The Society was headed by an elected Board of Directors. The Board of Directors appointed the following officer positions: President, Vice-President, Treasurer, and Secretary. Committees, headed by a Chair, were created to carry out the objectives of the Society. The original five committees of the society were the Public Relations Committee, Community Relations Committee, Fundraising Committee, Membership Committee, and the Government Committee. The first President of the Society was Karen Yong. She was succeeded in 1993 by Robert (Bob) Lowe, who remained President until the Society's dissolution. At its height, membership in the Society was over 1,100 members.
The Society enlisted the assistance of local government and community organizations in its efforts. From its inception, the Society received financial and other support, including office space in Surrey, from the Fraser Valley Real Estate Board. Other funds were obtained through government grant applications, membership fees, donations, and fundraising events. The Society also concentrated on promotional and community relations activities. Members collected over 7,000 petition signatures, set up information kiosks in malls and at public events, made presentations to local groups, solicited media coverage of Society events and activities, and distributed promotional material. The Society created and collaborated on several reports concerning the need for post-secondary education in the Fraser Valley, and established relationships with members of local and provincial governments.
In 1994 the Society began to place increased pressure on the Provincial Government and, after many meetings and much correspondence, Premier Mike Harcourt announced in February 1995 his government's support for the creation of a Technical University in the Fraser Valley (the Technical University of British Columbia). In May 1995 Society Board member Sharon Shilliday was appointed to the Interim Planning Council for the University; the Council became part of the Technical University Society of British Columbia when it was registered on August 10, 1995.

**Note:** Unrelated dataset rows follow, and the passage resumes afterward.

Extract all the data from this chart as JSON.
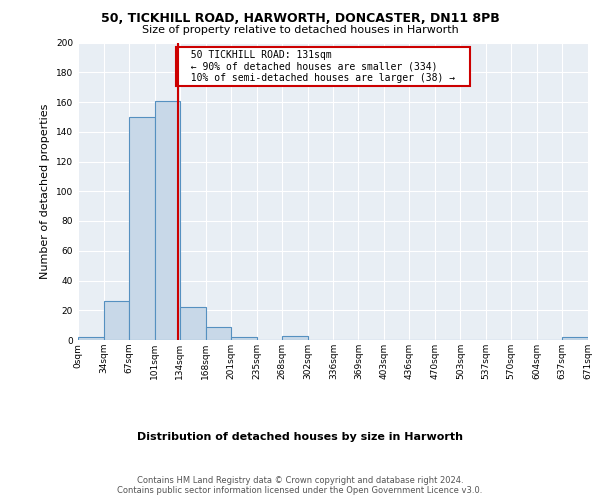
{
  "title_line1": "50, TICKHILL ROAD, HARWORTH, DONCASTER, DN11 8PB",
  "title_line2": "Size of property relative to detached houses in Harworth",
  "xlabel": "Distribution of detached houses by size in Harworth",
  "ylabel": "Number of detached properties",
  "footer_line1": "Contains HM Land Registry data © Crown copyright and database right 2024.",
  "footer_line2": "Contains public sector information licensed under the Open Government Licence v3.0.",
  "property_size": 131,
  "annotation_line1": "50 TICKHILL ROAD: 131sqm",
  "annotation_line2": "← 90% of detached houses are smaller (334)",
  "annotation_line3": "10% of semi-detached houses are larger (38) →",
  "bin_edges": [
    0,
    34,
    67,
    101,
    134,
    168,
    201,
    235,
    268,
    302,
    336,
    369,
    403,
    436,
    470,
    503,
    537,
    570,
    604,
    637,
    671
  ],
  "bin_counts": [
    2,
    26,
    150,
    161,
    22,
    9,
    2,
    0,
    3,
    0,
    0,
    0,
    0,
    0,
    0,
    0,
    0,
    0,
    0,
    2
  ],
  "bar_color": "#c8d8e8",
  "bar_edge_color": "#5590c0",
  "vline_x": 131,
  "vline_color": "#cc0000",
  "background_color": "#e8eef4",
  "ylim": [
    0,
    200
  ],
  "yticks": [
    0,
    20,
    40,
    60,
    80,
    100,
    120,
    140,
    160,
    180,
    200
  ],
  "title_fontsize": 9,
  "subtitle_fontsize": 8,
  "ylabel_fontsize": 8,
  "xlabel_fontsize": 8,
  "tick_fontsize": 6.5,
  "annotation_fontsize": 7,
  "footer_fontsize": 6
}
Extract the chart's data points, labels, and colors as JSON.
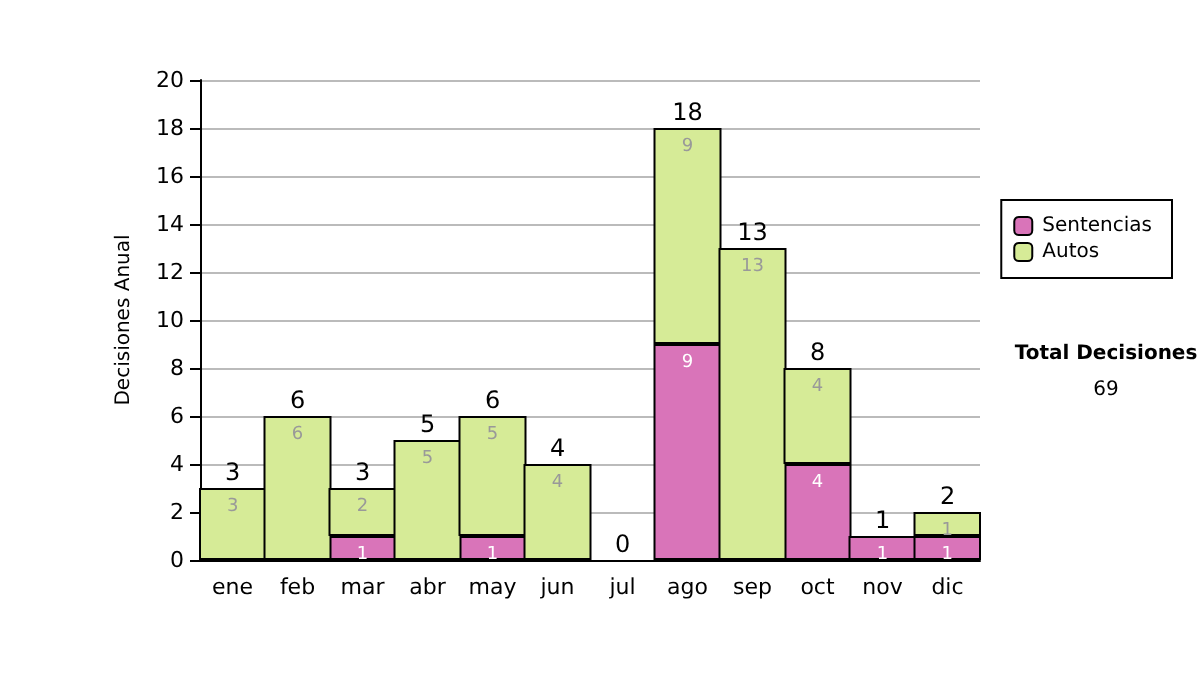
{
  "chart_data": {
    "type": "bar",
    "ylabel": "Decisiones Anual",
    "categories": [
      "ene",
      "feb",
      "mar",
      "abr",
      "may",
      "jun",
      "jul",
      "ago",
      "sep",
      "oct",
      "nov",
      "dic"
    ],
    "series": [
      {
        "name": "Sentencias",
        "color": "#d974b9",
        "values": [
          0,
          0,
          1,
          0,
          1,
          0,
          0,
          9,
          0,
          4,
          1,
          1
        ],
        "value_labels": [
          null,
          null,
          "1",
          null,
          "1",
          null,
          null,
          "9",
          null,
          "4",
          "1",
          "1"
        ]
      },
      {
        "name": "Autos",
        "color": "#d6eb97",
        "values": [
          3,
          6,
          2,
          5,
          5,
          4,
          0,
          9,
          13,
          4,
          0,
          1
        ],
        "value_labels": [
          "3",
          "6",
          "2",
          "5",
          "5",
          "4",
          null,
          "9",
          "13",
          "4",
          null,
          "1"
        ]
      }
    ],
    "stacked": true,
    "totals": [
      "3",
      "6",
      "3",
      "5",
      "6",
      "4",
      "0",
      "18",
      "13",
      "8",
      "1",
      "2"
    ],
    "ylim": [
      0,
      20
    ],
    "yticks": [
      0,
      2,
      4,
      6,
      8,
      10,
      12,
      14,
      16,
      18,
      20
    ],
    "grid": "y",
    "legend": "right",
    "annotations": [
      "Total Decisiones",
      "69"
    ]
  }
}
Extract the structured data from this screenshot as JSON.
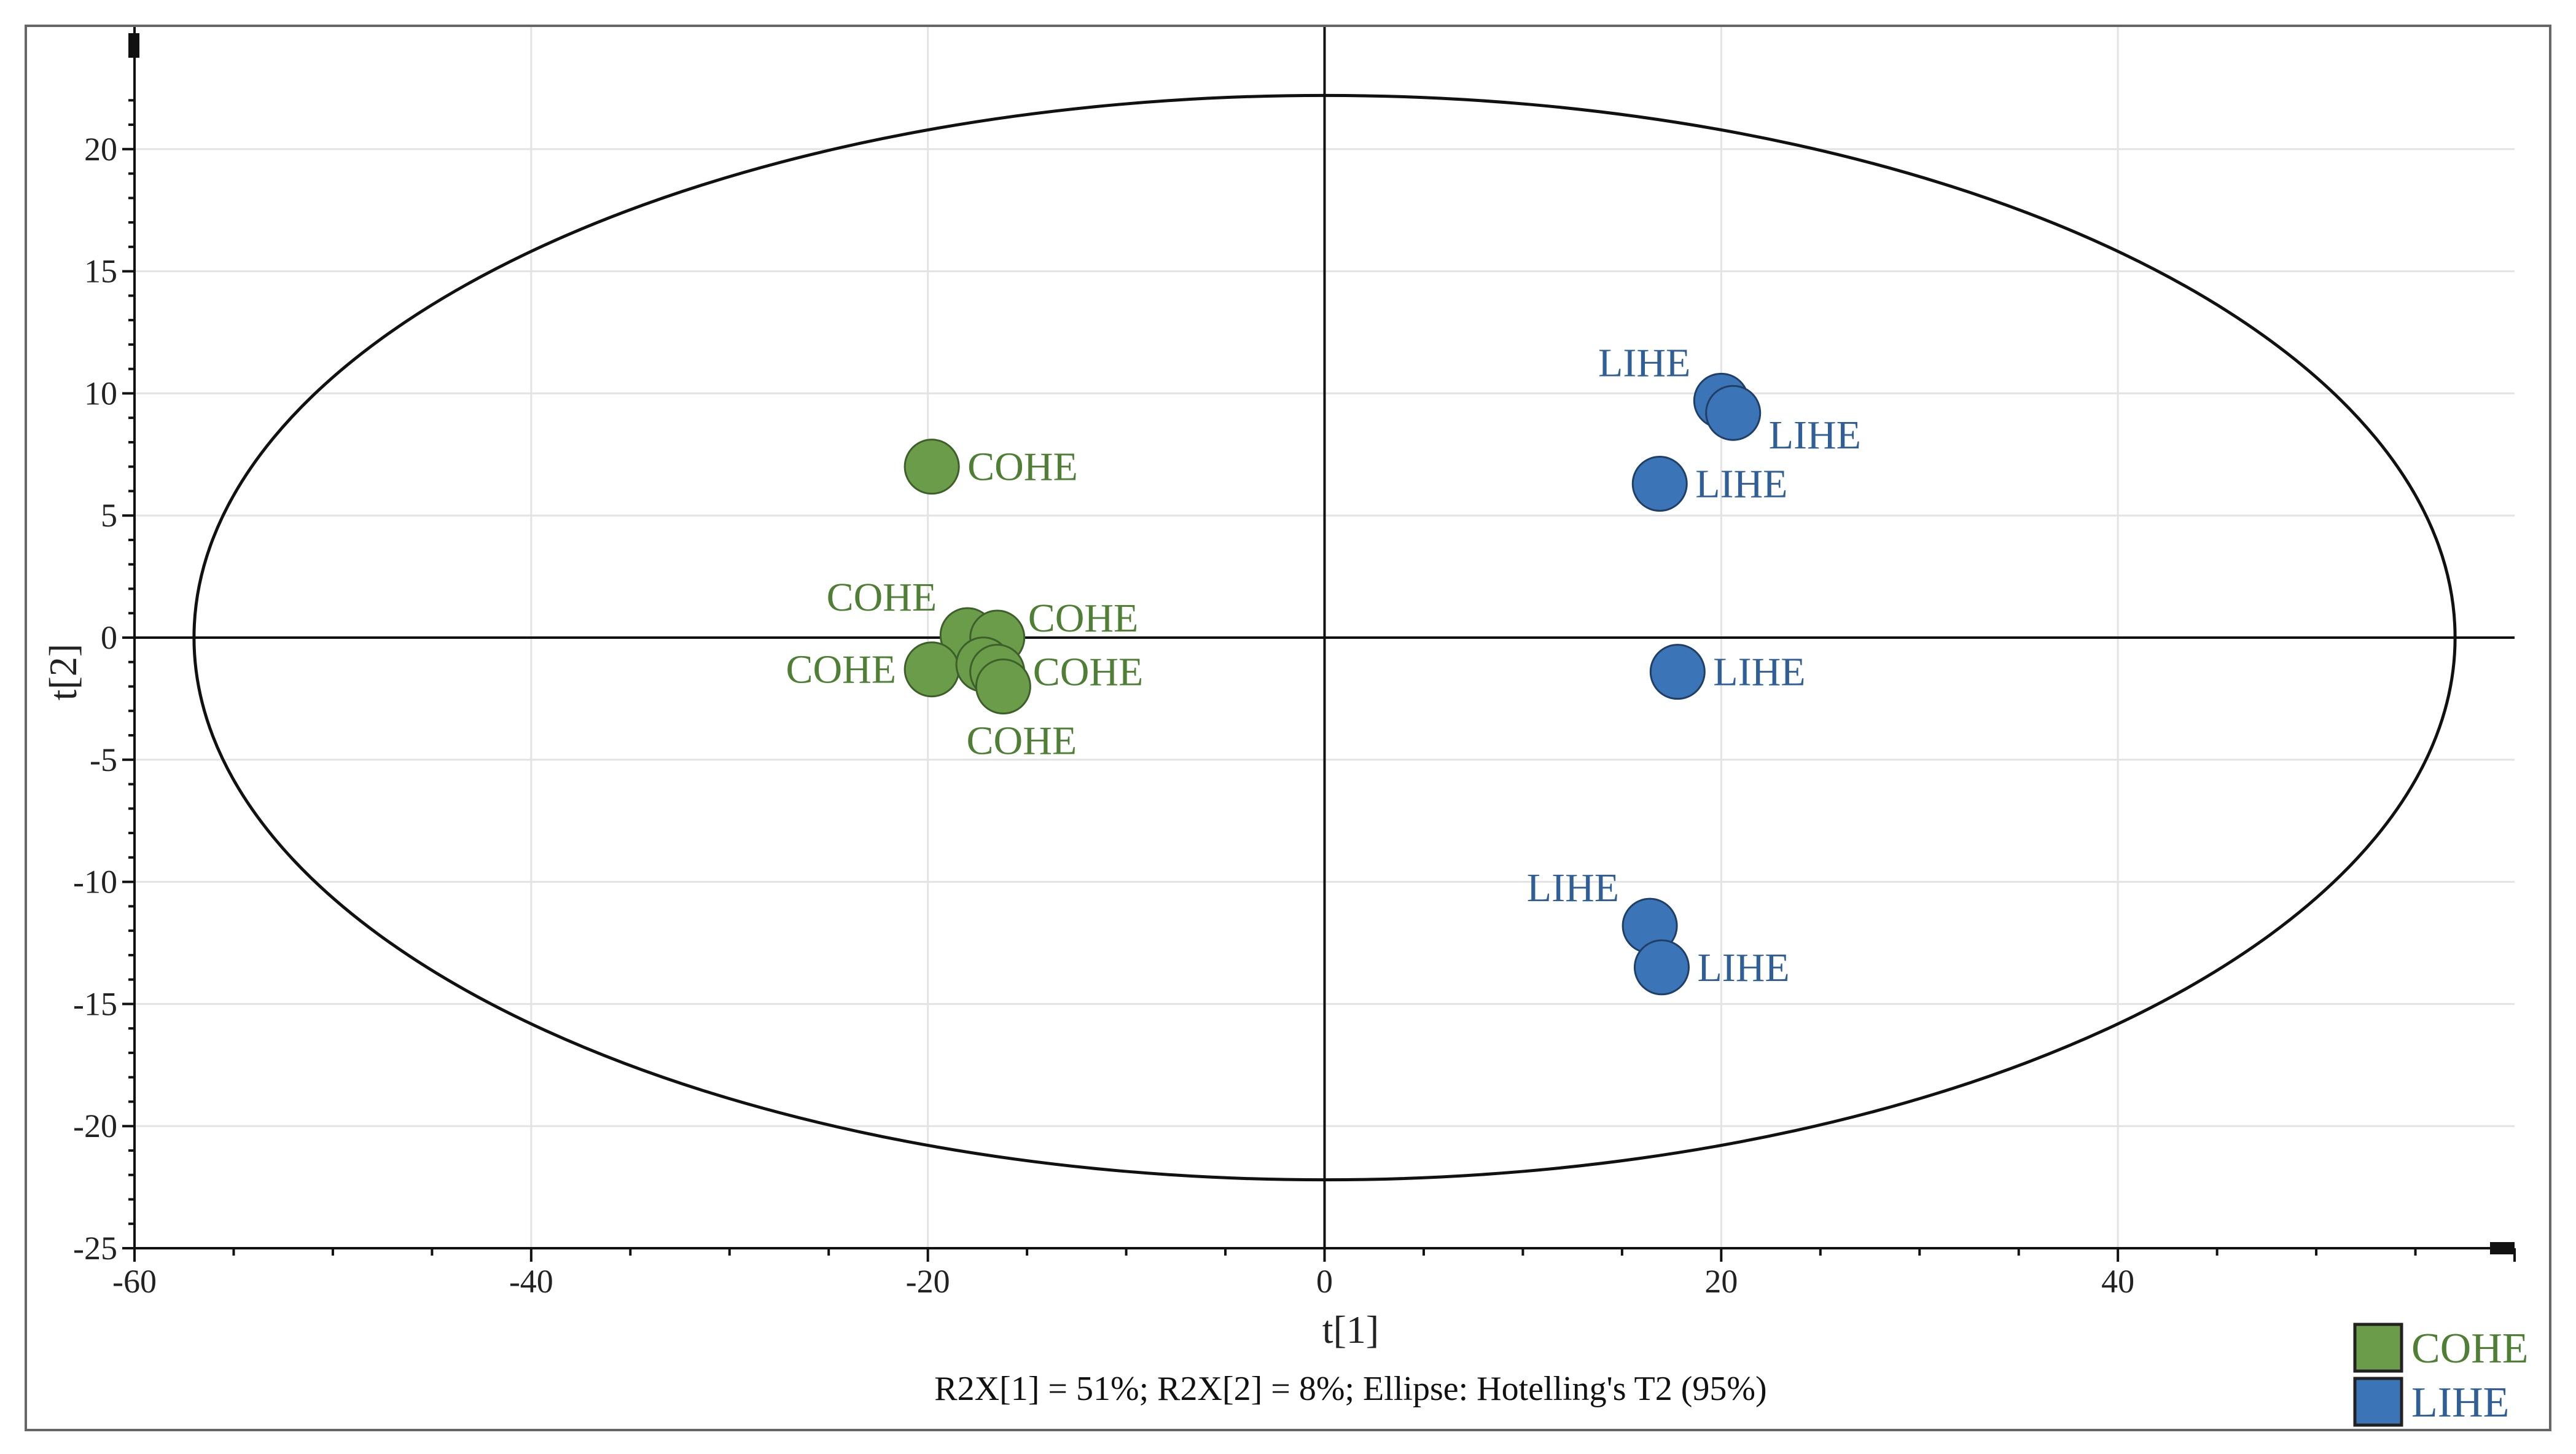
{
  "chart_data": {
    "type": "scatter",
    "xlabel": "t[1]",
    "ylabel": "t[2]",
    "xlim": [
      -60,
      60
    ],
    "ylim": [
      -25,
      25
    ],
    "x_ticks": [
      -60,
      -40,
      -20,
      0,
      20,
      40
    ],
    "y_ticks": [
      20,
      15,
      10,
      5,
      0,
      -5,
      -10,
      -15,
      -20,
      -25
    ],
    "x_tick_labels": [
      "-60",
      "-40",
      "-20",
      "0",
      "20",
      "40"
    ],
    "y_tick_labels": [
      "20",
      "15",
      "10",
      "5",
      "0",
      "-5",
      "-10",
      "-15",
      "-20",
      "-25"
    ],
    "grid": true,
    "footer": "R2X[1] = 51%; R2X[2] = 8%; Ellipse: Hotelling's T2 (95%)",
    "ellipse": {
      "x_semi_axis": 57,
      "y_semi_axis": 22.2
    },
    "legend_position": "bottom-right",
    "series": [
      {
        "name": "COHE",
        "color": "#6a9c4a",
        "edge_color": "#3d5f2a",
        "points": [
          {
            "x": -19.8,
            "y": 7.0,
            "label": "COHE",
            "label_side": "right"
          },
          {
            "x": -18.0,
            "y": 0.1,
            "label": "COHE",
            "label_side": "upper-left"
          },
          {
            "x": -16.5,
            "y": 0.0,
            "label": "COHE",
            "label_side": "upper-right"
          },
          {
            "x": -19.8,
            "y": -1.3,
            "label": "COHE",
            "label_side": "left"
          },
          {
            "x": -17.2,
            "y": -1.1,
            "label": "",
            "label_side": "none"
          },
          {
            "x": -16.5,
            "y": -1.4,
            "label": "COHE",
            "label_side": "right"
          },
          {
            "x": -16.2,
            "y": -2.0,
            "label": "COHE",
            "label_side": "below"
          }
        ]
      },
      {
        "name": "LIHE",
        "color": "#3c74b8",
        "edge_color": "#1f3f66",
        "points": [
          {
            "x": 20.0,
            "y": 9.7,
            "label": "LIHE",
            "label_side": "upper-left"
          },
          {
            "x": 20.6,
            "y": 9.2,
            "label": "LIHE",
            "label_side": "lower-right"
          },
          {
            "x": 16.9,
            "y": 6.3,
            "label": "LIHE",
            "label_side": "right"
          },
          {
            "x": 17.8,
            "y": -1.4,
            "label": "LIHE",
            "label_side": "right"
          },
          {
            "x": 16.4,
            "y": -11.8,
            "label": "LIHE",
            "label_side": "upper-left"
          },
          {
            "x": 17.0,
            "y": -13.5,
            "label": "LIHE",
            "label_side": "right"
          }
        ]
      }
    ]
  },
  "legend": {
    "items": [
      {
        "label": "COHE",
        "color": "#6a9c4a",
        "text_color": "#4f7f35"
      },
      {
        "label": "LIHE",
        "color": "#3c74b8",
        "text_color": "#2f5f96"
      }
    ]
  }
}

As a result of the Government's commitment to the creation of a new university, the Society evolved into a public foundation responsible for raising funds for the Technical University of British Columbia and its students. The Society's constitution was amended in August 1996 to reflect this change in mandate. In February 1998, a unanimous decision was made to dissolve the Society and transfer its fundraising responsibilities, as well as accumulated funds, assets, and records to the Technical University of British Columbia. Fundraising responsibilities were assumed by the University's new Vice-President External Affairs and Research. At an extraordinary meeting of the Society on April 28, 1998, the Society was dissolved.